Или ты собираешься открыть мне этот великий секрет?
– Никоим образом, к тому же я сам не
знаю. Мое существование – это один бесконечный план. Я знаю только, что
нахожусь здесь, и этому никогда не наступит конец. Те, кого я начинаю любить
или ненавидеть, в конце концов умирают, а я остаюсь. Я только это и знаю. Еще
ни одна душа не возникала передо мной, заявив, что является реинкарнацией того,
кто причинил мне боль, боль!
– Продолжай, я слушаю.
– Значит, ты помнишь ту Сьюзен и ее
письмо.
– Да, она написала, что Лили возродилась
в другой стране. Ой! – Я замолчала от потрясения. – Так вот почему ты
заставляешь меня видеть тот сон! Это страна, в которой я никогда не была и в
которой сейчас находится Лили. Ты хочешь, чтобы я в это поверила?

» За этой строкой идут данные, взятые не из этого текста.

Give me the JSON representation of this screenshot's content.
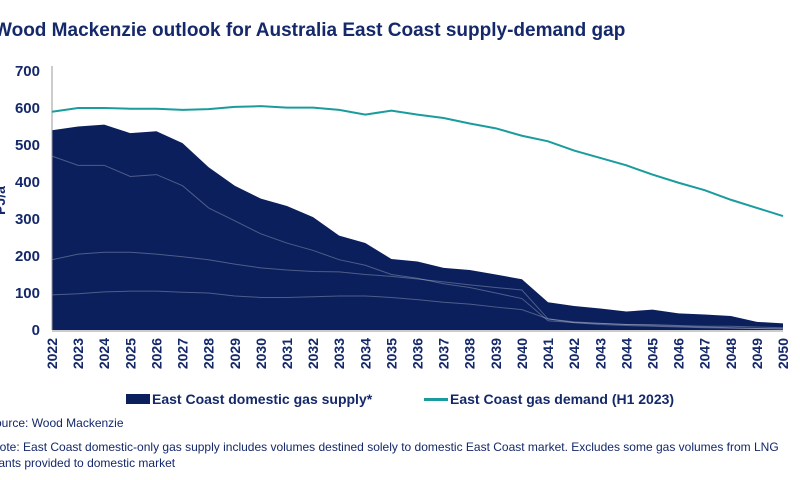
{
  "title": "Wood Mackenzie outlook for Australia East Coast supply-demand gap",
  "source": "Source: Wood Mackenzie",
  "note_line1": "Note: East Coast domestic-only gas supply includes volumes destined solely to domestic East Coast market. Excludes some gas volumes from LNG",
  "note_line2": "plants provided to domestic market",
  "colors": {
    "supply": "#0a1f5c",
    "demand": "#1a9c9c",
    "text": "#14286a"
  },
  "chart_data": {
    "type": "area",
    "title": "Wood Mackenzie outlook for Australia East Coast supply-demand gap",
    "ylabel": "PJ/a",
    "xlabel": "",
    "ylim": [
      0,
      700
    ],
    "yticks": [
      0,
      100,
      200,
      300,
      400,
      500,
      600,
      700
    ],
    "x": [
      "2022",
      "2023",
      "2024",
      "2025",
      "2026",
      "2027",
      "2028",
      "2029",
      "2030",
      "2031",
      "2032",
      "2033",
      "2034",
      "2035",
      "2036",
      "2037",
      "2038",
      "2039",
      "2040",
      "2041",
      "2042",
      "2043",
      "2044",
      "2045",
      "2046",
      "2047",
      "2048",
      "2049",
      "2050"
    ],
    "grid": false,
    "legend": "bottom",
    "series": [
      {
        "name": "East Coast domestic gas supply*",
        "type": "area",
        "values": [
          540,
          550,
          555,
          532,
          537,
          505,
          440,
          390,
          355,
          335,
          305,
          255,
          235,
          192,
          185,
          168,
          162,
          150,
          137,
          75,
          65,
          58,
          50,
          55,
          45,
          42,
          38,
          22,
          18
        ],
        "layer_boundaries": [
          [
            470,
            445,
            445,
            415,
            420,
            390,
            330,
            295,
            260,
            235,
            215,
            190,
            175,
            150,
            140,
            125,
            115,
            100,
            85,
            25,
            20,
            18,
            15,
            15,
            12,
            10,
            10,
            8,
            6
          ],
          [
            190,
            205,
            210,
            210,
            205,
            198,
            190,
            178,
            168,
            162,
            158,
            157,
            150,
            145,
            138,
            130,
            122,
            115,
            108,
            30,
            22,
            18,
            15,
            12,
            10,
            8,
            6,
            4,
            3
          ],
          [
            95,
            98,
            103,
            105,
            105,
            102,
            100,
            92,
            88,
            88,
            90,
            92,
            92,
            88,
            82,
            75,
            70,
            62,
            55,
            30,
            20,
            15,
            12,
            10,
            8,
            6,
            5,
            4,
            3
          ]
        ]
      },
      {
        "name": "East Coast gas demand (H1 2023)",
        "type": "line",
        "values": [
          590,
          600,
          600,
          598,
          598,
          595,
          597,
          603,
          605,
          601,
          601,
          595,
          582,
          593,
          582,
          573,
          558,
          545,
          525,
          510,
          485,
          465,
          445,
          420,
          398,
          378,
          352,
          330,
          308
        ]
      }
    ]
  }
}
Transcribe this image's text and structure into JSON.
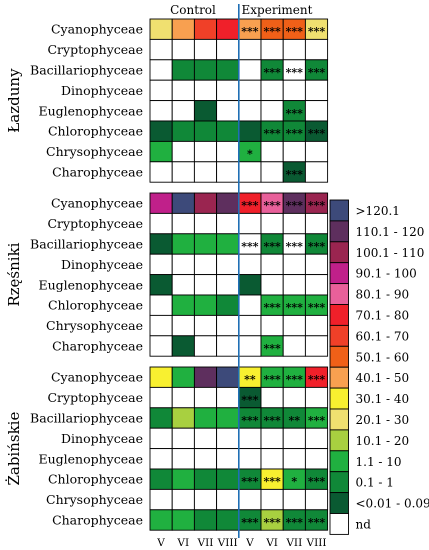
{
  "chart_data": {
    "type": "heatmap",
    "header": {
      "control": "Control",
      "experiment": "Experiment"
    },
    "x_tick_labels": [
      "V",
      "VI",
      "VII",
      "VIII",
      "V",
      "VI",
      "VII",
      "VIII"
    ],
    "row_labels": [
      "Cyanophyceae",
      "Cryptophyceae",
      "Bacillariophyceae",
      "Dinophyceae",
      "Euglenophyceae",
      "Chlorophyceae",
      "Chrysophyceae",
      "Charophyceae"
    ],
    "legend": {
      "bins": [
        ">120.1",
        "110.1 - 120",
        "100.1 - 110",
        "90.1 - 100",
        "80.1 - 90",
        "70.1 - 80",
        "60.1 - 70",
        "50.1 - 60",
        "40.1 - 50",
        "30.1 - 40",
        "20.1 - 30",
        "10.1 - 20",
        "1.1 - 10",
        "0.1 - 1",
        "<0.01 - 0.09",
        "nd"
      ],
      "colors": [
        "#3d4a7a",
        "#5e2f5e",
        "#9a2550",
        "#c0208a",
        "#e8609a",
        "#f0202a",
        "#f04028",
        "#f06018",
        "#f8a050",
        "#f8f030",
        "#f0e070",
        "#a8d040",
        "#20b040",
        "#108838",
        "#0a5a32",
        "#ffffff"
      ]
    },
    "panels": [
      {
        "name": "Łazduny",
        "values": [
          [
            10,
            8,
            6,
            5,
            "40.1 - 50",
            "50.1 - 60",
            "50.1 - 60",
            "20.1 - 30"
          ],
          [
            "nd",
            "nd",
            "nd",
            "nd",
            "nd",
            "nd",
            "nd",
            "nd"
          ],
          [
            "nd",
            13,
            13,
            13,
            "nd",
            13,
            "nd",
            13
          ],
          [
            "nd",
            "nd",
            "nd",
            "nd",
            "nd",
            "nd",
            "nd",
            "nd"
          ],
          [
            "nd",
            "nd",
            14,
            "nd",
            "nd",
            "nd",
            13,
            "nd"
          ],
          [
            14,
            13,
            13,
            13,
            14,
            13,
            13,
            14
          ],
          [
            12,
            "nd",
            "nd",
            "nd",
            12,
            "nd",
            "nd",
            "nd"
          ],
          [
            "nd",
            "nd",
            "nd",
            "nd",
            "nd",
            "nd",
            14,
            "nd"
          ]
        ],
        "significance": [
          [
            "",
            "",
            "",
            "",
            "***",
            "***",
            "***",
            "***"
          ],
          [
            "",
            "",
            "",
            "",
            "",
            "",
            "",
            ""
          ],
          [
            "",
            "",
            "",
            "",
            "",
            "***",
            "***",
            "***"
          ],
          [
            "",
            "",
            "",
            "",
            "",
            "",
            "",
            ""
          ],
          [
            "",
            "",
            "",
            "",
            "",
            "",
            "***",
            ""
          ],
          [
            "",
            "",
            "",
            "",
            "",
            "***",
            "***",
            "***"
          ],
          [
            "",
            "",
            "",
            "",
            "*",
            "",
            "",
            ""
          ],
          [
            "",
            "",
            "",
            "",
            "",
            "",
            "***",
            ""
          ]
        ]
      },
      {
        "name": "Rzęśniki",
        "values": [
          [
            3,
            0,
            2,
            1,
            5,
            4,
            1,
            2
          ],
          [
            "nd",
            "nd",
            "nd",
            "nd",
            "nd",
            "nd",
            "nd",
            "nd"
          ],
          [
            14,
            12,
            12,
            12,
            "nd",
            13,
            "nd",
            13
          ],
          [
            "nd",
            "nd",
            "nd",
            "nd",
            "nd",
            "nd",
            "nd",
            "nd"
          ],
          [
            14,
            "nd",
            "nd",
            "nd",
            14,
            "nd",
            "nd",
            "nd"
          ],
          [
            "nd",
            12,
            12,
            13,
            "nd",
            12,
            12,
            12
          ],
          [
            "nd",
            "nd",
            "nd",
            "nd",
            "nd",
            "nd",
            "nd",
            "nd"
          ],
          [
            "nd",
            14,
            "nd",
            "nd",
            "nd",
            12,
            "nd",
            "nd"
          ]
        ],
        "significance": [
          [
            "",
            "",
            "",
            "",
            "***",
            "***",
            "***",
            "***"
          ],
          [
            "",
            "",
            "",
            "",
            "",
            "",
            "",
            ""
          ],
          [
            "",
            "",
            "",
            "",
            "***",
            "***",
            "***",
            "***"
          ],
          [
            "",
            "",
            "",
            "",
            "",
            "",
            "",
            ""
          ],
          [
            "",
            "",
            "",
            "",
            "",
            "",
            "",
            ""
          ],
          [
            "",
            "",
            "",
            "",
            "",
            "***",
            "***",
            "***"
          ],
          [
            "",
            "",
            "",
            "",
            "",
            "",
            "",
            ""
          ],
          [
            "",
            "",
            "",
            "",
            "",
            "***",
            "",
            ""
          ]
        ]
      },
      {
        "name": "Żabińskie",
        "values": [
          [
            9,
            12,
            1,
            0,
            9,
            12,
            12,
            5
          ],
          [
            "nd",
            "nd",
            "nd",
            "nd",
            14,
            "nd",
            "nd",
            "nd"
          ],
          [
            13,
            11,
            12,
            12,
            13,
            13,
            13,
            12
          ],
          [
            "nd",
            "nd",
            "nd",
            "nd",
            "nd",
            "nd",
            "nd",
            "nd"
          ],
          [
            "nd",
            "nd",
            "nd",
            "nd",
            "nd",
            "nd",
            "nd",
            "nd"
          ],
          [
            13,
            12,
            13,
            13,
            13,
            9,
            12,
            13
          ],
          [
            "nd",
            "nd",
            "nd",
            "nd",
            "nd",
            "nd",
            "nd",
            "nd"
          ],
          [
            12,
            12,
            13,
            13,
            13,
            11,
            13,
            13
          ]
        ],
        "significance": [
          [
            "",
            "",
            "",
            "",
            "**",
            "***",
            "***",
            "***"
          ],
          [
            "",
            "",
            "",
            "",
            "***",
            "",
            "",
            ""
          ],
          [
            "",
            "",
            "",
            "",
            "***",
            "***",
            "**",
            "***"
          ],
          [
            "",
            "",
            "",
            "",
            "",
            "",
            "",
            ""
          ],
          [
            "",
            "",
            "",
            "",
            "",
            "",
            "",
            ""
          ],
          [
            "",
            "",
            "",
            "",
            "***",
            "***",
            "*",
            "***"
          ],
          [
            "",
            "",
            "",
            "",
            "",
            "",
            "",
            ""
          ],
          [
            "",
            "",
            "",
            "",
            "***",
            "***",
            "***",
            "***"
          ]
        ]
      }
    ]
  }
}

– Нет, – покачал головой он. –
Я просто хочу сказать тебе прямо в лицо, что ты так и не отправилась на ее
поиски.
– Новые выходки, у тебя их целая тысяча.
Кто тебе причинил боль? Кто стрелял из тех ружей, когда ты умер? Не хочешь
рассказать?
– Точно так Лев рассказал тебе о своих
женщинах, как он на протяжении всей болезни Лили менял одну девушку за другой,
чтобы утешиться. Отец умирающей девочки…
– Ты омерзительный дьявол! Я даже слов не
нахожу. А в свое оправдание замечу, что он действительно связывался с этими
девчонками на короткое время без любви, а я пила. Я пила. И толстела. Так оно и
было. Но теперь все это бессмысленно. Или ты именно это хотел услышать? Нет
никакого Судного дня. Я в него не верю. А с потерей этой веры я перестала
исповедоваться, перестала обороняться. Ступай прочь. Я включу проигрыватель.
Что ты тогда сделаешь? Сломаешь его? Но он у меня не один. Есть и другие. В
конце концов, я могу спеть Бетховена. Я знаю Скрипичный концерт наизусть.
– Не смей этого делать.
– Отчего же, или в твоем аду тебя ждут
музыкальные записи?
– Откуда мне знать, Триана? –
спросил он, внезапно смягчившись. – Откуда мне знать, как у них там
устроено в аду? Ты сама видишь, на какие вечные муки я обречен.